En juillet dernier, quand Le Club sur VL recevait Philippe Ariotti, la voix française de Picolo dans Dragon Ball (ou même Freezer), on laissait entendre que le doublage de Dragon Ball Daima pourrait commencer, annonçant de fait une diffusion en France. Lors de la conférence de presse du groupe M6, la diffusion des 20 épisodes de la série a été annoncée pour Gulli.
Quarante ans après sa naissance, la franchise télévisuelle la plus influente de l’histoire de l’animation japonaise prouve qu’elle n’a rien perdu de sa vitalité. Avec Dragon Ball Daima, diffusé entre fin 2024 et début 2025, Toei Animation ne propose pas une simple suite, mais une célébration visuelle vibrante. Il s’agit du tout dernier projet supervisé par le légendaire mangaka Akira Toriyama avant sa disparition, offrant ainsi aux fans l’ultime chapitre façonné par la main de son créateur original.
Un saut dans le Royaume des Démons
L’action s’intercale précisément entre la fin de l’arc consacré à Majin Boo et le début de Dragon Ball Super. L’élément déclencheur repose sur un coup d’État politique au sein du Royaume des Démons.
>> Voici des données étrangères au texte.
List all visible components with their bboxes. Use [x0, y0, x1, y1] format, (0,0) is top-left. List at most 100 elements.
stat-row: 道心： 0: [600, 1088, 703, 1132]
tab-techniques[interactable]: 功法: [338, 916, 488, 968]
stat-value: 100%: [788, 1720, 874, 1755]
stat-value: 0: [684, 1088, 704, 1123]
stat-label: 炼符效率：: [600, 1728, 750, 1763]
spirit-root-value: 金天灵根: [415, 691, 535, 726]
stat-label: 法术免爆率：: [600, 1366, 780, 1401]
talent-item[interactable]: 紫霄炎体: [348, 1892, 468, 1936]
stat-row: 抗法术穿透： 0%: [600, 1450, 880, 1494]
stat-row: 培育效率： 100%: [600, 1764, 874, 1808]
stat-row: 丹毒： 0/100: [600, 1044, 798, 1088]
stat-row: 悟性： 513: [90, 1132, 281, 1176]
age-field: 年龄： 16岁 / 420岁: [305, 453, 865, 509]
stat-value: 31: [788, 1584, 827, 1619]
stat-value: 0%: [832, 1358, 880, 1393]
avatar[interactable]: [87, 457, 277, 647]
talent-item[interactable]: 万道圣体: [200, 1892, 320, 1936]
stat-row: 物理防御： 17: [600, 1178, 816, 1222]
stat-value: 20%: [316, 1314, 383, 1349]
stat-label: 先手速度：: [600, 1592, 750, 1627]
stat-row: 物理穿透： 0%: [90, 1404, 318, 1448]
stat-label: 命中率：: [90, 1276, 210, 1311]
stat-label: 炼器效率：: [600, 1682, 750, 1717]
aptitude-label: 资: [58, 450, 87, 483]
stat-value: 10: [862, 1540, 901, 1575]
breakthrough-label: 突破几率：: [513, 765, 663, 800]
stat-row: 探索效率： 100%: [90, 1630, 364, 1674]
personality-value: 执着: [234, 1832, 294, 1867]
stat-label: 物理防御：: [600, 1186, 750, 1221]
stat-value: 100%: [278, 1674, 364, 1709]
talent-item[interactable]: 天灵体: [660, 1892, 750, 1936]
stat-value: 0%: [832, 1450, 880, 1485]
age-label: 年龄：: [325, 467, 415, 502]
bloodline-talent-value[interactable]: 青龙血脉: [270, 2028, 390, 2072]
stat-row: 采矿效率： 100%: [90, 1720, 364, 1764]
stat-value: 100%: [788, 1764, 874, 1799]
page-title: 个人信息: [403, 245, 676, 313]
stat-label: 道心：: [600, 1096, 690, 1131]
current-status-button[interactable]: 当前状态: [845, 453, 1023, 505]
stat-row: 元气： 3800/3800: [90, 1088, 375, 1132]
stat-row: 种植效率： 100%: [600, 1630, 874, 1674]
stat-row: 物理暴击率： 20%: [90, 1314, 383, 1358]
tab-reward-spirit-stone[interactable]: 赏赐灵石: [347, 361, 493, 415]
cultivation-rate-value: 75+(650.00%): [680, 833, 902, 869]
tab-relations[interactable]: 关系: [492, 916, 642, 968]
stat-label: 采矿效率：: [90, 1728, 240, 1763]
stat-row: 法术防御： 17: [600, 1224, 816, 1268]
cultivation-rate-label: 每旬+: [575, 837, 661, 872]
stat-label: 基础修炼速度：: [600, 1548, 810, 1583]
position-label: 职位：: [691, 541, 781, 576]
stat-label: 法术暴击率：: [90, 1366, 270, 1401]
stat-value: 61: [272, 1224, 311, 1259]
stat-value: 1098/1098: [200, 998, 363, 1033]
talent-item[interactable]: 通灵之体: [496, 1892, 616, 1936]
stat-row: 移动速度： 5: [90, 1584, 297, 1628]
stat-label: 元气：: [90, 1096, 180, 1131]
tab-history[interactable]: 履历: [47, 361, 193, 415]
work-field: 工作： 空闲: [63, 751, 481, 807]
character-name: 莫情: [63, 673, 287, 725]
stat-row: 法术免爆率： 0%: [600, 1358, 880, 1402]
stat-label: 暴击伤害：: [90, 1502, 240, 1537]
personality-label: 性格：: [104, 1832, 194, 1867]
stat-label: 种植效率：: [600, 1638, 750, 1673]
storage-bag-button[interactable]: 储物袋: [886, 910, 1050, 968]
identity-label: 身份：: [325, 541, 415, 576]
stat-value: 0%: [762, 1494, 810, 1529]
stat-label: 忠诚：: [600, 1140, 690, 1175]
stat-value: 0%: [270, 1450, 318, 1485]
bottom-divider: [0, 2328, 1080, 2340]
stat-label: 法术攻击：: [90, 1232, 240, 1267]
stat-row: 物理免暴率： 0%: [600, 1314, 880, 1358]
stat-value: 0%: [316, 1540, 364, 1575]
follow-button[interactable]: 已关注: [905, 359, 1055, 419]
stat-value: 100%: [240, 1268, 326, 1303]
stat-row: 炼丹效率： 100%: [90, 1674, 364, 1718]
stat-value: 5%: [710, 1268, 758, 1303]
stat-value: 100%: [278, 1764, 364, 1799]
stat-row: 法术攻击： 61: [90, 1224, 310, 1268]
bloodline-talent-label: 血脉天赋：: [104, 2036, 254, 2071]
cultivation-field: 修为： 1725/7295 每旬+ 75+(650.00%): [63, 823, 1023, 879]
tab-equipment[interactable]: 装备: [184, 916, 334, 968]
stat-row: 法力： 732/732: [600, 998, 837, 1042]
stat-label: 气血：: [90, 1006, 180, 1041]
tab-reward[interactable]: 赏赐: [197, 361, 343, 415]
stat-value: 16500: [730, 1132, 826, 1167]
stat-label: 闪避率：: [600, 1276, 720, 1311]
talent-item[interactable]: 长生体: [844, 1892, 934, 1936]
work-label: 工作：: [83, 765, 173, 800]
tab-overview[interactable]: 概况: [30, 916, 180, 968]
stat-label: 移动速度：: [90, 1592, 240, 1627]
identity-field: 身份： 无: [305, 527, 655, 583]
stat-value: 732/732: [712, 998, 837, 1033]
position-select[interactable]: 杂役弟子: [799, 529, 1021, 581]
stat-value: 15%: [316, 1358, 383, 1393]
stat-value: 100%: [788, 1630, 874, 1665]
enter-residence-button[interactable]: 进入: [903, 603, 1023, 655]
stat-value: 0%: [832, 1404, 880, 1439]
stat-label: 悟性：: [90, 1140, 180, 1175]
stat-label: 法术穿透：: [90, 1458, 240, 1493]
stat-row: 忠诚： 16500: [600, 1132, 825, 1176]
Pour éviter toute menace venant de la Terre, le nouveau souverain Gomah utilise un vœu magique afin de régresser physiquement Son Goku et l’ensemble de ses compagnons, les réduisant à l’état d’enfants.
Ce parti pris scénaristique contraint les protagonistes à compenser la perte de leur puissance démesurée. Pour pallier cette taille réduite, Goku réapprend à manier son célèbre bâton magique, recentrant les affrontements sur des arts martiaux plus directs et inventifs. Pour briser le sortilège, le héros s’associe à Shin ainsi qu’à de nouveaux guides, Glorio et Panzy, afin de sillonner ce monde démoniaque méconnu à la recherche de superbes billes de cristal surveillées par les Tamagamis.

Un retour aux origines du mythe
Loin des escalades de puissance cosmique qui ont marqué les productions récentes, cette œuvre privilégie le voyage, l’humour léger et l’exploration de territoires inédits. Le rythme s’apparente à un périple fantastique où chaque escale dévoile une faune, une flore et une culture uniques, rappelant la saveur des toutes premières quêtes du jeune Goku dans les années 1980.
En renouant avec l’esprit d’émerveillement et la légèreté qui ont fait le succès initial de la saga, Dragon Ball Daima s’affirme comme une célébration réussie. C’est une révérence lumineuse laissée par son maître d’œuvre, prouvant que la formule de l’aventure pure demeure intemporelle.